One of the most challenging forms of creative expression is the self-portrait. The self-portrait can cause one to feel simultaneously exposed yet empowered; with each new portrait conveying a different “flavor” of your identity. In this directive we will use drama therapy techniques to join these “flavors” together into a unique self-portrait.
Setting up the drama
After the warm up, (see psychodrama:Trust) write the words “I am…” on a piece of paper, then underneath it write 4-5 of your personality traits/characteristics. For example: I am… Creative, strong, loving, fearless.
Next, stand in a circle and think about what title you would give this list if it were a movie or a book? After you have read your titles, you will count to three, and on three you will either step in or step out of the circle. Step in if you wish to explore your story further, or step out if you wish to observe for today.
After you have a small group of people in the center circle, have them re-read their titles and put a hand on the shoulder of the person whose story they feel most connected to. Ask the rest of the group to put a hand on the shoulder of those in the middle as well. This is called a Sociogram. Sociometry is the quantitative method for measuring social relationships. Now, you can count and see who has the most hands on their shoulder. While the hands are on the shoulders ask each person to briefly explain why they made that choice. Whoever has the most “votes” is who will do their drama.
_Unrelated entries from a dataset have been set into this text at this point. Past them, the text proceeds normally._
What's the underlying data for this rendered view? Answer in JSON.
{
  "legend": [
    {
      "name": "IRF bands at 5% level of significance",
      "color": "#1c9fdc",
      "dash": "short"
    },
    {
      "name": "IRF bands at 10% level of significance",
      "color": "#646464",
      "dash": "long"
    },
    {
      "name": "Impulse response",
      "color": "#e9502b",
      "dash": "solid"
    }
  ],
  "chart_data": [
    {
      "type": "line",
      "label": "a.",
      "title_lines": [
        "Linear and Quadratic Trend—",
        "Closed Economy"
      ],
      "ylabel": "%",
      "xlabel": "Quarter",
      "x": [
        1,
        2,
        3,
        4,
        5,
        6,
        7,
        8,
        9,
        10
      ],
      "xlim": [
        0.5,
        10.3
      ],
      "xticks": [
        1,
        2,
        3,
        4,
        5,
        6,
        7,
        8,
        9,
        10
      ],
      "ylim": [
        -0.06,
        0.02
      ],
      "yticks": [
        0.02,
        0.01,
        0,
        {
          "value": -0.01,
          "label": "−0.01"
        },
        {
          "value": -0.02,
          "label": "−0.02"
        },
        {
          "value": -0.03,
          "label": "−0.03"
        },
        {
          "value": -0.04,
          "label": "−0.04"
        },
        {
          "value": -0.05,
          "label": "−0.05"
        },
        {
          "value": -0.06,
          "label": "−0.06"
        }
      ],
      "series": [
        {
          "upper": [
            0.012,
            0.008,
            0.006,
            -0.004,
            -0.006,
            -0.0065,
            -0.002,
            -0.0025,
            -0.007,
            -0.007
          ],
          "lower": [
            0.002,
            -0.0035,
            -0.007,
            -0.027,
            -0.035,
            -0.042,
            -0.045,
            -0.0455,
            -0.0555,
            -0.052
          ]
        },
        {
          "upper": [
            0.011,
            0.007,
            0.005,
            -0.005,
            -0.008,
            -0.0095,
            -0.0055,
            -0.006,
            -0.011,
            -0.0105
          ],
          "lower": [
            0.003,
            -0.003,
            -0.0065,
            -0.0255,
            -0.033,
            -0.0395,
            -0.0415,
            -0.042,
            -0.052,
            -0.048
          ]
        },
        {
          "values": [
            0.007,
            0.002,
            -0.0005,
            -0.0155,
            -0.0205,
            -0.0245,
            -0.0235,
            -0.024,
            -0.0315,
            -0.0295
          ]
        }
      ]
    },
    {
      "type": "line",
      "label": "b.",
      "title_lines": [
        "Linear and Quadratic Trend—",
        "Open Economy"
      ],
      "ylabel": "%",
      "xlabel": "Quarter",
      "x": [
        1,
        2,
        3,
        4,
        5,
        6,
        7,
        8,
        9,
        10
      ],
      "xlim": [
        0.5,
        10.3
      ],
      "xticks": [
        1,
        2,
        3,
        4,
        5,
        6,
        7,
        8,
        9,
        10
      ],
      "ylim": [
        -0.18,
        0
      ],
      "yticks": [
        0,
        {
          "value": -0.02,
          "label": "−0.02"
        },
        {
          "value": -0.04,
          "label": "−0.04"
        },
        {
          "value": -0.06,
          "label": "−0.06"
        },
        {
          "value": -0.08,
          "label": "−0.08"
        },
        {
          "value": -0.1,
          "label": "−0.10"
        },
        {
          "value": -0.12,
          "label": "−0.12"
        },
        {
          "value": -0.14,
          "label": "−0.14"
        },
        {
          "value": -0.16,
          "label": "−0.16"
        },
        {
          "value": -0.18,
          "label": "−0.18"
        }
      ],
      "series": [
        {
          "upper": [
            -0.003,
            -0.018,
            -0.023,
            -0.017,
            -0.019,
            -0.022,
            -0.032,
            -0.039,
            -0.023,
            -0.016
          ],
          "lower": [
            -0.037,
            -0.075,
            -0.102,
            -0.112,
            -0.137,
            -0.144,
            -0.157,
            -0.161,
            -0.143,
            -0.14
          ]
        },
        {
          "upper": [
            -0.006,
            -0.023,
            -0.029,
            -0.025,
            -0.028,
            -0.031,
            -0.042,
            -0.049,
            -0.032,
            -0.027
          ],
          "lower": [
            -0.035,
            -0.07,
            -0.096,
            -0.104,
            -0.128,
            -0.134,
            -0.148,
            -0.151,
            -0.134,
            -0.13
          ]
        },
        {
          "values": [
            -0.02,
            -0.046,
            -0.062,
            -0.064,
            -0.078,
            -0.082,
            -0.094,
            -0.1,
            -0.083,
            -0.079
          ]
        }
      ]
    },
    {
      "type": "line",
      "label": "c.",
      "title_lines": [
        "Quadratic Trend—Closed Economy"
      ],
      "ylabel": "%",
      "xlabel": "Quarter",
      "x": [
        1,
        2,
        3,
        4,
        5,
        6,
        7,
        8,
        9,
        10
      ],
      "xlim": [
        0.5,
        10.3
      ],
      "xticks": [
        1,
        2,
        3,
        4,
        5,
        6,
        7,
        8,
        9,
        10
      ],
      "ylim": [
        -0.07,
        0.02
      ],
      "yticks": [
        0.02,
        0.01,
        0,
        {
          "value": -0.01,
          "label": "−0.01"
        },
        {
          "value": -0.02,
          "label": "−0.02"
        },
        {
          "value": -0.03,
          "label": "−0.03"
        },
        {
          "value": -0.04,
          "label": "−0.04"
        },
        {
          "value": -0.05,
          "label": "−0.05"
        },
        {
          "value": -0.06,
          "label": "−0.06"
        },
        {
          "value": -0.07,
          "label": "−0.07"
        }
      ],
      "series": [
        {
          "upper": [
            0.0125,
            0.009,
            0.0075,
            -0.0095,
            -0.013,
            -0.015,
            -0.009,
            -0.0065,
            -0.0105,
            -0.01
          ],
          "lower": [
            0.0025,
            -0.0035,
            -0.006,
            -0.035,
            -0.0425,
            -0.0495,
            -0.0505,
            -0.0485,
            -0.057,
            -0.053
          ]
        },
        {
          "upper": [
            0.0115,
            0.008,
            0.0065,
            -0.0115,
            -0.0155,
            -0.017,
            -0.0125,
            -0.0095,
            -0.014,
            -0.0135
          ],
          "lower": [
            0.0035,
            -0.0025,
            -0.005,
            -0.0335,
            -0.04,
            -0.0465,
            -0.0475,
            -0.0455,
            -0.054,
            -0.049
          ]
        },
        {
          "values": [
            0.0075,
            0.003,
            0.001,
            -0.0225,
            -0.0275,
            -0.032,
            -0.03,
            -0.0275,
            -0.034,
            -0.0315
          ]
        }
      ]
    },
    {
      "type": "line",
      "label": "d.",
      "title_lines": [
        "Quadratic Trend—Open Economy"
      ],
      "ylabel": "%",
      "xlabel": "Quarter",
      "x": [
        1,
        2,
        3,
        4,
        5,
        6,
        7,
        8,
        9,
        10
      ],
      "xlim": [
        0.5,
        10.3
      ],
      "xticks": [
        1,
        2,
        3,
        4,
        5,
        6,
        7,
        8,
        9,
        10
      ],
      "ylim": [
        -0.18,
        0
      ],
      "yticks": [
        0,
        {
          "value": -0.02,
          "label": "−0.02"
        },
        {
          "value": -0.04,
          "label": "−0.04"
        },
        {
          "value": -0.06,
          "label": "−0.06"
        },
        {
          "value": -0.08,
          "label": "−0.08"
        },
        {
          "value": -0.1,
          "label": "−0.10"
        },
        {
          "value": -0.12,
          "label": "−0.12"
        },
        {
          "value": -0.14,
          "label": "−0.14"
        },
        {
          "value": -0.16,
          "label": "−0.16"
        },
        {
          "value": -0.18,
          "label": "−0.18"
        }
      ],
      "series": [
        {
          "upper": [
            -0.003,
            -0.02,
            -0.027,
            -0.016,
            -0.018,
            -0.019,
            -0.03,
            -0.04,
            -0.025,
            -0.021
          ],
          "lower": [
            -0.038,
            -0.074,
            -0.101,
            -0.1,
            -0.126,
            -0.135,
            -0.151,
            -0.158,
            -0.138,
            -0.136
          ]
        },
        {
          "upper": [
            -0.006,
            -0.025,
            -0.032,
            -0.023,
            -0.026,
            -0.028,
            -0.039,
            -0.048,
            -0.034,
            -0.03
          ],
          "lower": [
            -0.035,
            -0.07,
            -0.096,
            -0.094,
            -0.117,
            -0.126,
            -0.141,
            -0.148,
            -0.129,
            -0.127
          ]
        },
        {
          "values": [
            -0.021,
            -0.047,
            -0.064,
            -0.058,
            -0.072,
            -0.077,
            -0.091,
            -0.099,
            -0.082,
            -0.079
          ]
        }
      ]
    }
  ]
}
Let the group sit down, and ask the chosen person (protagonist) to look at their piece of paper and pick a person to play each one of their “characteristics”. Once these actors have been selected, let them stand in a row and have the protagonist name what characteristic they represent and assign them one word/phrase. For example, if I picked someone to play my “creativity”, I would have them say “it’s ok to get messy”.
After each “characteristic” has their catch phrase, arrange them in a sculpt. In drama therapy a sculpt refers to a physical sculpture made out of the people participating in your drama.
This is where it starts to become a self-portrait. As the protagonist arranges each actor, you start to see an image emerging. The image is an interactive self-portrait made up of other people playing parts of you. Did your mind just explode? Good. Sometimes we think that we are an island, that we operate independently from the people around us. And though it’s true we need healthy boundaries, we also need to be aware of the commonality and the ubiquitous nature of all human relationships.
Next, have the protagonist look at this sculpt (confronting ones identity), one by one then all together have each “characteristic” say their catch phrase. Ask the protagonist, “what do you see?”
Allow the protagonist to enter into the sculpt placing themselves wherever they want. Ask them how it feels to be there, and have them say a word or phrase to describe that place. Finally, allow the protagonist to make any changes to the sculpt, and if they are finished have everyone sit down.
One of my favorite ways to end a drama therapy group is to do the “take home”. The “take home” is where everyone stands in a circle, and thinks about one thing they experienced in this group that they want to take with them. So for example, I would reach my hand into the center of the circle and take out “vulnerability”.